Cybersecurity Competitions

picoCTF is a free computer security game targeted at middle and high school students, created by security experts at Carnegie Mellon University. The game consists of a series of challenges centered around a unique storyline where participants must reverse engineer, break, hack, decrypt, or do whatever it takes to solve the challenge.

https://picoctf.com/

Cyber Quests are a series of fun but challenging on-line competitions allowing participants to demonstrate their knowledge in a variety of information security realms. Each quest features an artifact for analysis, along with a series of quiz questions. Some quests focus on a potentially vulnerable sample web server as the artifact, challenging participants to identify its flaws using vulnerability analysis skills. Other quests are focused around forensic analysis, packet capture analysis, and more. This Cyber Quest covers a wide range of topics on networking, including firewalls, routers, Wi-Fi, and packet analysis.

https://uscc.cyberquests.org/

​CyberPatriot is the National Youth Cyber Education Program created by the Air Force Association to inspire K-12 students toward careers in cybersecurity or other science, technology, engineering, and mathematics (STEM) disciplines critical to our nation's future. ​At the core of the program is the National Youth Cyber Defense Competition, the nation's largest cyber defense competition that puts high school and middle school students in charge of securing virtual networks.

https://www.uscyberpatriot.org/Pages/default.aspx

Trend Micro's Zero Day Initiative (ZDI) was created to encourage the reporting of 0-day vulnerabilities privately to the affected vendors by financially rewarding researchers.

https://www.zerodayinitiative.com/

There are a lot of Capture The Flag (CTF) competitions nowadays. CTF is a special kind of information security competitions touching on many aspects of information security like cryptography, binary analysis, reverse engineering, mobile security, etc. There are three common types of CTFs: Jeopardy, Attack-Defence and mixed. You may find upcoming CTF competitions from CTFtime.

https://ctftime.org/event/list/upcoming

The International Capture The Flag ("iCTF") is a distributed, wide-area security exercise, which aims to test the security skills of the participants. It is the world's largest and longest-running educational hacking competition that integrates both attack and defence aspects in a live setting. The UC Santa Barbara iCTF is held once a year. It is a multi-site, multi-team hacking contest in which a number of teams compete independently against each other.

https://ictf.cs.ucsb.edu/

The National Cyber League (NCL) is a biannual cybersecurity competition for high school and college students. The competition consists of a series of challenges that allows students to demonstrate their ability to identify hackers from forensic data, break into vulnerable websites, recover from ransomware attacks, and more. Students compete in the NCL to build their skills, obtain scouting reports of their performance for hiring purposes, and to represent their school.
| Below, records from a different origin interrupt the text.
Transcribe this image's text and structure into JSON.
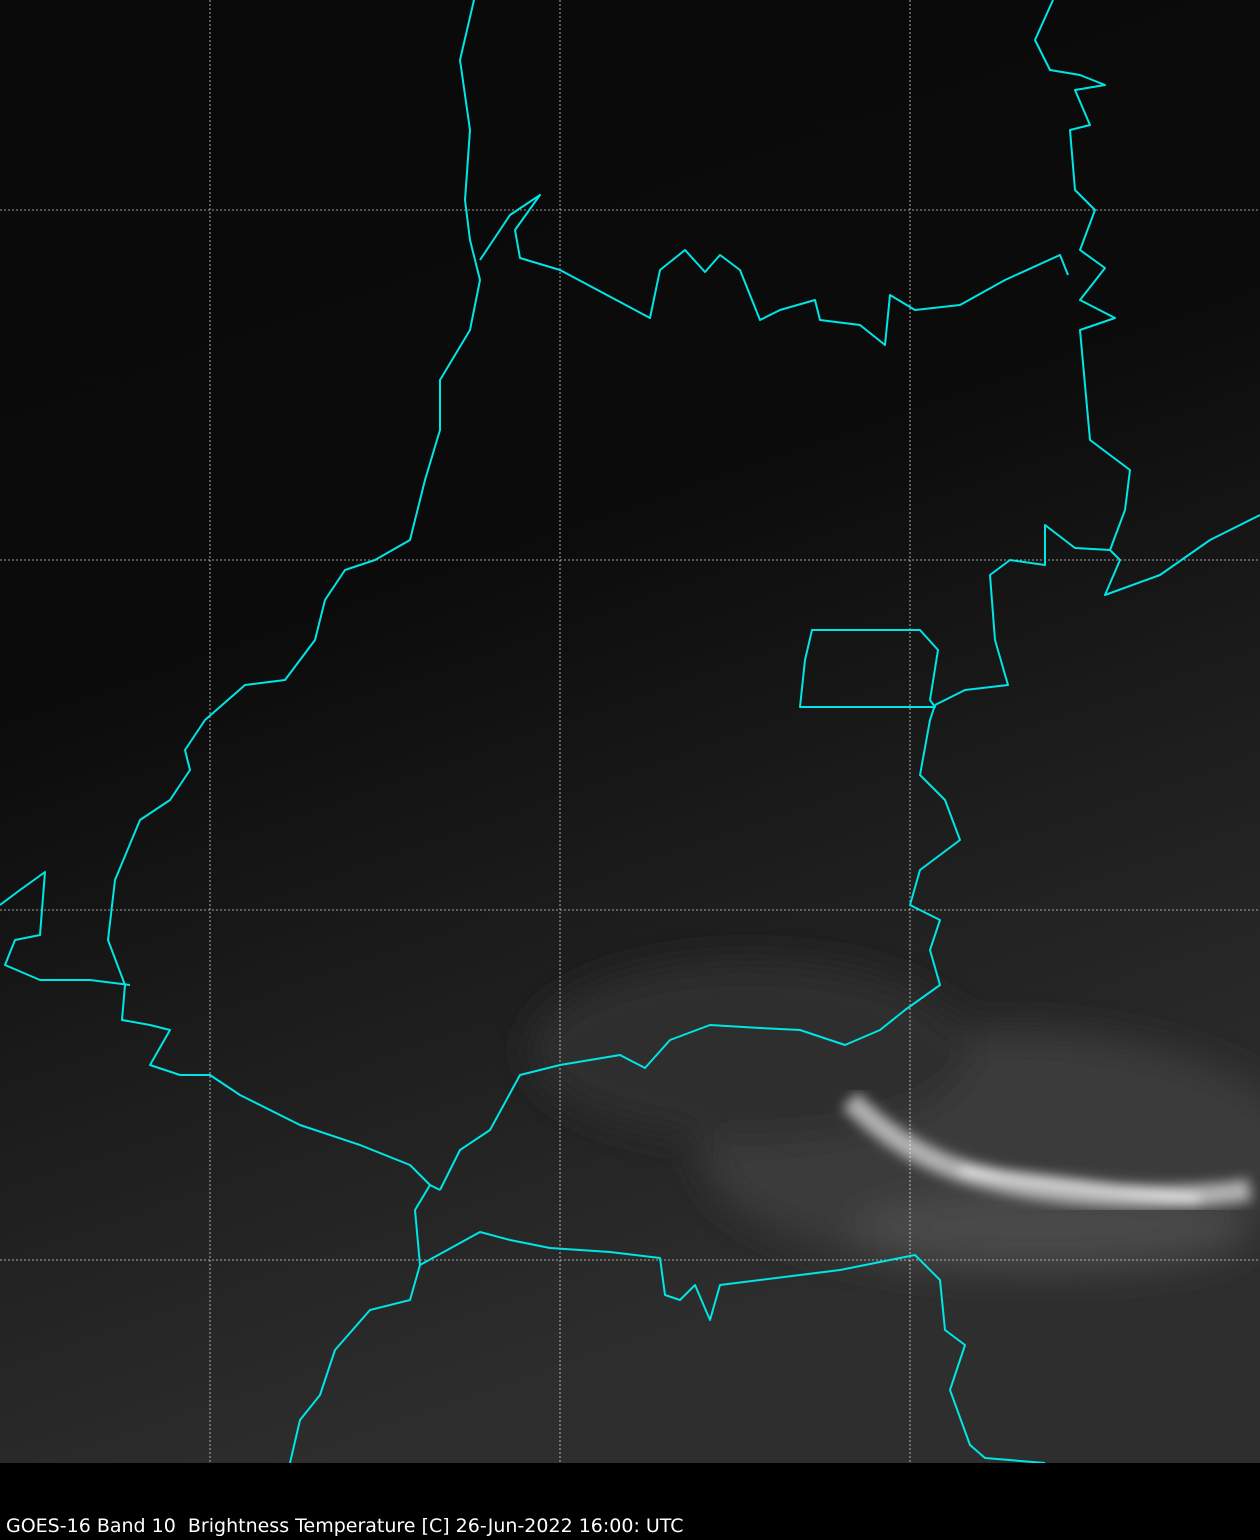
{
  "caption": "GOES-16 Band 10  Brightness Temperature [C] 26-Jun-2022 16:00: UTC",
  "colors": {
    "background": "#000000",
    "borders": "#00e5e5",
    "gridlines": "#ffffff",
    "caption_text": "#ffffff"
  },
  "imagery": {
    "satellite": "GOES-16",
    "band": "10",
    "colormap": "grayscale"
  }
}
http://www.nationalcyberleague.org/

The Cyber Security Awareness Week was founded by NYU Tandon Engineering School and is now celebrated around the world. With locations in North America, the Middle East, Europe, and Asia, the event is the largest student-run cyber security event in the world. Part of each year’s events include the prestigious capture the flag. Additionally, an applied research competition, embedded security challenge, and policy challenge are present.